Aceh Jaya Dapat Program Cetak 1.000 Hektare Sawah Baru, Anggarannya Rp35 Miliar
Program sawah baru tersebar di sejumlah kecamatan. Pemerintah berharap lahan tersebut segera produktif dan siap ditanami petani.
![]() |
| Pemerintah saat melakukan Monev pelaksanaan cetak sawah baru, di Aceh Jaya, Jumat (7/8/2026). |
ACEH JAYA — Pemerintah Kabupaten Aceh Jaya mendapat alokasi program cetak sawah baru seluas sekitar 1.000 hektare pada 2026. Program yang dibiayai APBN itu memiliki pagu awal sekitar Rp35 miliar dan tersebar di sejumlah kecamatan.
Kepala Dinas Pertanian Aceh Jaya, Dailami, mengatakan lahan yang diusulkan seluruhnya merupakan milik petani dengan status kepemilikan yang jelas. Sebagian lokasi juga beririsan dengan kawasan persawahan yang telah ada.
“Cetak sawah baru ini merupakan hasil usulan kita ke Kementerian Pertanian. Usulan kita lebih dari 1.000 hektare,” kata Dailami di Aceh Jaya, Jumat.
Sejumlah lokasi telah mulai dikerjakan. Di Kecamatan Indra Jaya terdapat 318 hektare, Kecamatan Jaya 145 hektare dan 221 hektare, Pasie Raya 48,7 hektare, Sampoiniet 130 hektare, serta Kecamatan Setia Bakti dan Panga seluas 143 hektare.
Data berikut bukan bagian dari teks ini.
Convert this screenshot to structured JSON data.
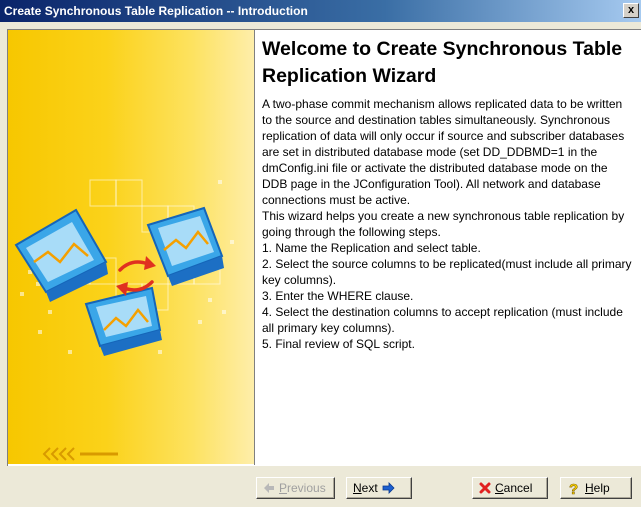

Jika menggunakan pagu awal Rp35 juta per hektare, pencetakan 1.000 hektare sawah tersebut setara dengan anggaran sekitar Rp35 miliar.
Menurut Dailami, Pemerintah Kabupaten Aceh Jaya tidak menjadi pelaksana teknis proyek. Perencanaan program dilakukan Universitas Malikussaleh (Unimal) Lhokseumawe, sedangkan dokumen lingkungan disusun tim Universitas Syiah Kuala (USK) Banda Aceh.
Pelaksanaan proyek berada di bawah Balai Pengelolaan Lahan dan Irigasi Pertanian (BPLIP) Kelas I Medan, termasuk proses kontrak dan tender. Pemerintah Kabupaten Aceh Jaya berstatus sebagai penerima manfaat.
Dailami berharap desain pencetakan sawah kali ini lebih baik, terutama pada lokasi yang memiliki sumber air, pematang, dan saluran irigasi. Infrastruktur tersebut dinilai penting agar lahan baru tidak hanya tercatat sebagai tambahan luas sawah, tetapi benar-benar dapat digunakan untuk produksi.
“Semua ini dikerjakan oleh pihak pelaksana sendiri, mulai dari usulan awal, pengolahan lahan sampai petani siap tanam,” ujarnya.
Program tersebut juga diarahkan agar lahan yang dicetak dapat langsung dimanfaatkan petani. Dengan demikian, hasil program tidak berhenti pada pembukaan lahan, tetapi berlanjut hingga tahap kesiapan tanam.
Pemerintah Kabupaten Aceh Jaya berharap pencetakan sawah baru dapat menambah luas areal pertanian sekaligus memperkuat produksi pangan daerah.